I'm using external tables to load data from csv stored in a blob to a table in Azure SQL Data Warehouse. The csv uses a string delimiter (double quote), empty strings are represented as 2 double quotes ("").
I want the empty columns to be treated as NULL in the table. The external file format I use is set up with USE_TYPE_DEFAULT = FALSE, but this does not seem to work since empty columns are imported as empty strings. And this only tends to happen when the columns are strings, numeric columns are correctly converted to NULL.

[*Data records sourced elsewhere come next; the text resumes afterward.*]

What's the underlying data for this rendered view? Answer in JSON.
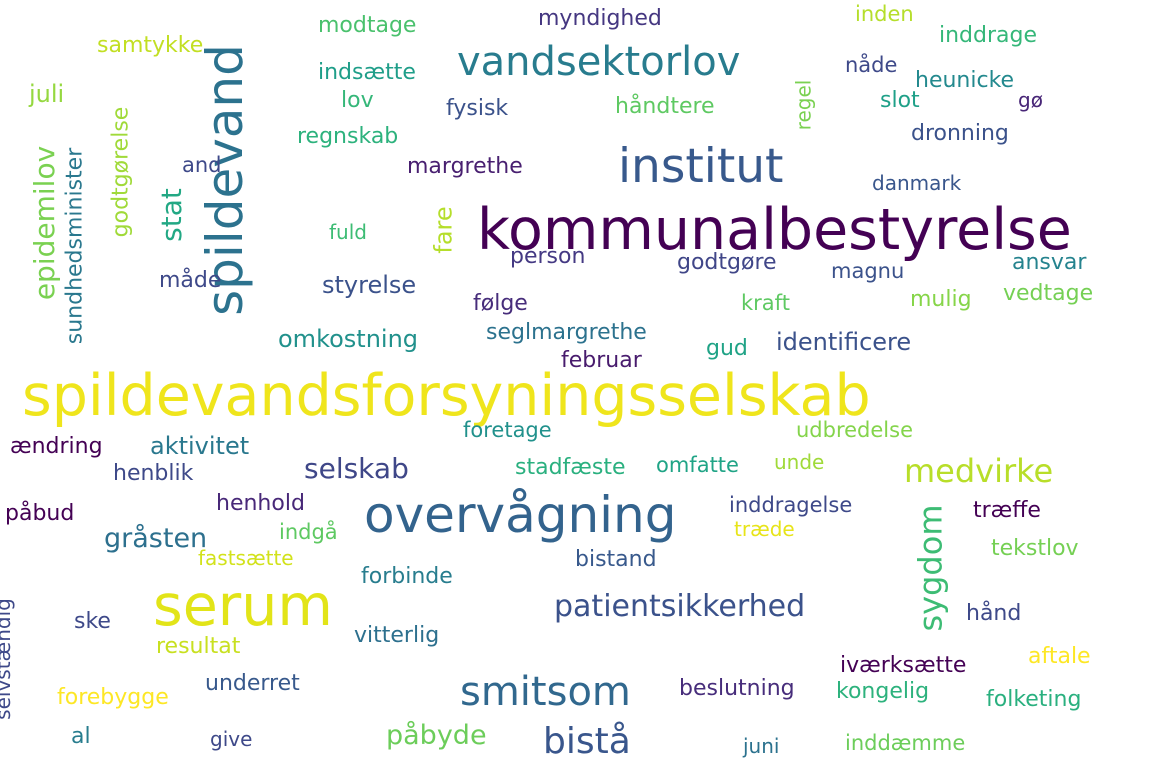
{
  "words": [
    {
      "text": "spildevandsforsyningsselskab",
      "color": "#efe51c"
    },
    {
      "text": "kommunalbestyrelse",
      "color": "#440154"
    },
    {
      "text": "overvågning",
      "color": "#33638d"
    },
    {
      "text": "serum",
      "color": "#e2e418"
    },
    {
      "text": "spildevand",
      "color": "#2c728e"
    },
    {
      "text": "institut",
      "color": "#38598c"
    },
    {
      "text": "vandsektorlov",
      "color": "#287c8e"
    },
    {
      "text": "smitsom",
      "color": "#31688e"
    },
    {
      "text": "medvirke",
      "color": "#b8de29"
    },
    {
      "text": "sygdom",
      "color": "#3dbc74"
    },
    {
      "text": "patientsikkerhed",
      "color": "#3b528b"
    },
    {
      "text": "bistå",
      "color": "#39568c"
    },
    {
      "text": "epidemilov",
      "color": "#7ad151"
    },
    {
      "text": "stat",
      "color": "#22a884"
    },
    {
      "text": "selskab",
      "color": "#3f4788"
    },
    {
      "text": "gråsten",
      "color": "#2d708e"
    },
    {
      "text": "påbyde",
      "color": "#6ccd5a"
    },
    {
      "text": "fare",
      "color": "#b5de2b"
    },
    {
      "text": "aktivitet",
      "color": "#2a788e"
    },
    {
      "text": "myndighed",
      "color": "#453781"
    },
    {
      "text": "modtage",
      "color": "#4ac16d"
    },
    {
      "text": "samtykke",
      "color": "#c2df23"
    },
    {
      "text": "indsætte",
      "color": "#1f9e89"
    },
    {
      "text": "lov",
      "color": "#35b779"
    },
    {
      "text": "fysisk",
      "color": "#3b528b"
    },
    {
      "text": "håndtere",
      "color": "#5ec962"
    },
    {
      "text": "regnskab",
      "color": "#2db27d"
    },
    {
      "text": "margrethe",
      "color": "#481f70"
    },
    {
      "text": "and",
      "color": "#3e4989"
    },
    {
      "text": "juli",
      "color": "#95d840"
    },
    {
      "text": "godtgørelse",
      "color": "#a0da39"
    },
    {
      "text": "sundhedsminister",
      "color": "#2a788e"
    },
    {
      "text": "fuld",
      "color": "#3dbc74"
    },
    {
      "text": "måde",
      "color": "#3e4989"
    },
    {
      "text": "styrelse",
      "color": "#3b528b"
    },
    {
      "text": "omkostning",
      "color": "#21918c"
    },
    {
      "text": "person",
      "color": "#443983"
    },
    {
      "text": "følge",
      "color": "#472d7b"
    },
    {
      "text": "seglmargrethe",
      "color": "#2c728e"
    },
    {
      "text": "godtgøre",
      "color": "#404688"
    },
    {
      "text": "februar",
      "color": "#481b6d"
    },
    {
      "text": "gud",
      "color": "#20a386"
    },
    {
      "text": "identificere",
      "color": "#3b528b"
    },
    {
      "text": "kraft",
      "color": "#5ec962"
    },
    {
      "text": "magnu",
      "color": "#3b528b"
    },
    {
      "text": "mulig",
      "color": "#86d549"
    },
    {
      "text": "ansvar",
      "color": "#25838e"
    },
    {
      "text": "vedtage",
      "color": "#75d054"
    },
    {
      "text": "danmark",
      "color": "#39568c"
    },
    {
      "text": "inden",
      "color": "#b5de2b"
    },
    {
      "text": "inddrage",
      "color": "#35b779"
    },
    {
      "text": "nåde",
      "color": "#3e4989"
    },
    {
      "text": "heunicke",
      "color": "#23898e"
    },
    {
      "text": "regel",
      "color": "#7ad151"
    },
    {
      "text": "slot",
      "color": "#1fa088"
    },
    {
      "text": "gø",
      "color": "#482677"
    },
    {
      "text": "dronning",
      "color": "#3b528b"
    },
    {
      "text": "ændring",
      "color": "#440154"
    },
    {
      "text": "henblik",
      "color": "#3e4989"
    },
    {
      "text": "foretage",
      "color": "#21918c"
    },
    {
      "text": "udbredelse",
      "color": "#84d44b"
    },
    {
      "text": "stadfæste",
      "color": "#2ab07f"
    },
    {
      "text": "omfatte",
      "color": "#20a486"
    },
    {
      "text": "unde",
      "color": "#a0da39"
    },
    {
      "text": "påbud",
      "color": "#440154"
    },
    {
      "text": "henhold",
      "color": "#482878"
    },
    {
      "text": "indgå",
      "color": "#5ec962"
    },
    {
      "text": "inddragelse",
      "color": "#3e4989"
    },
    {
      "text": "træffe",
      "color": "#440154"
    },
    {
      "text": "træde",
      "color": "#e7e419"
    },
    {
      "text": "fastsætte",
      "color": "#d2e21b"
    },
    {
      "text": "bistand",
      "color": "#38598c"
    },
    {
      "text": "tekstlov",
      "color": "#75d054"
    },
    {
      "text": "forbinde",
      "color": "#287d8e"
    },
    {
      "text": "selvstændig",
      "color": "#3e4989"
    },
    {
      "text": "ske",
      "color": "#3e4989"
    },
    {
      "text": "resultat",
      "color": "#c8e020"
    },
    {
      "text": "vitterlig",
      "color": "#2d708e"
    },
    {
      "text": "hånd",
      "color": "#3e4989"
    },
    {
      "text": "iværksætte",
      "color": "#440154"
    },
    {
      "text": "aftale",
      "color": "#fde725"
    },
    {
      "text": "forebygge",
      "color": "#fde725"
    },
    {
      "text": "underret",
      "color": "#38598c"
    },
    {
      "text": "beslutning",
      "color": "#472d7b"
    },
    {
      "text": "kongelig",
      "color": "#2db27d"
    },
    {
      "text": "folketing",
      "color": "#2ab07f"
    },
    {
      "text": "al",
      "color": "#287d8e"
    },
    {
      "text": "give",
      "color": "#3e4989"
    },
    {
      "text": "juni",
      "color": "#2c728e"
    },
    {
      "text": "inddæmme",
      "color": "#6ccd5a"
    }
  ]
}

I'm also importing a different csv which does not have a string delimiter using a different external file format and those empty columns are imported as NULL. So it looks like it has something to do with the STRING_DELIMITER option.
The csv:
col1;col2;col3;col4;col5;col6
"a";"b";"c";"1";"2";"3"
"d";"";"f";"4";"";"6"
The code of the external file format:
CREATE EXTERNAL FILE FORMAT eff_string_del
WITH (
FORMAT_TYPE = DELIMITEDTEXT
,FORMAT_OPTIONS(
FIELD_TERMINATOR = ';'
,STRING_DELIMITER = '0x22'
,FIRST_ROW = 2
,USE_TYPE_DEFAULT = False)
)
Code of the table using the external file format:
CREATE EXTERNAL TABLE dbo.test (
col1 varchar(1) null
,col2 varchar(1) null
,col3 varchar(1) null
,col4 int null
,col5 int null
,col6 int null
)
WITH (
DATA_SOURCE = [EDS]
,LOCATION = N'test.csv'
,FILE_FORMAT = eff_string_del
,REJECT_TYPE = VALUE
,REJECT_VALUE = 0
)
The result when querying the external table:
SELECT *
FROM [dbo].[test]
col1 col2 col3 col4 col5 col6
---- ---- ---- ----------- ----------- -----------
a b c 1 2 3
d f 4 NULL 6
Can someone please help me explain what is happening or what I'm doing wrong?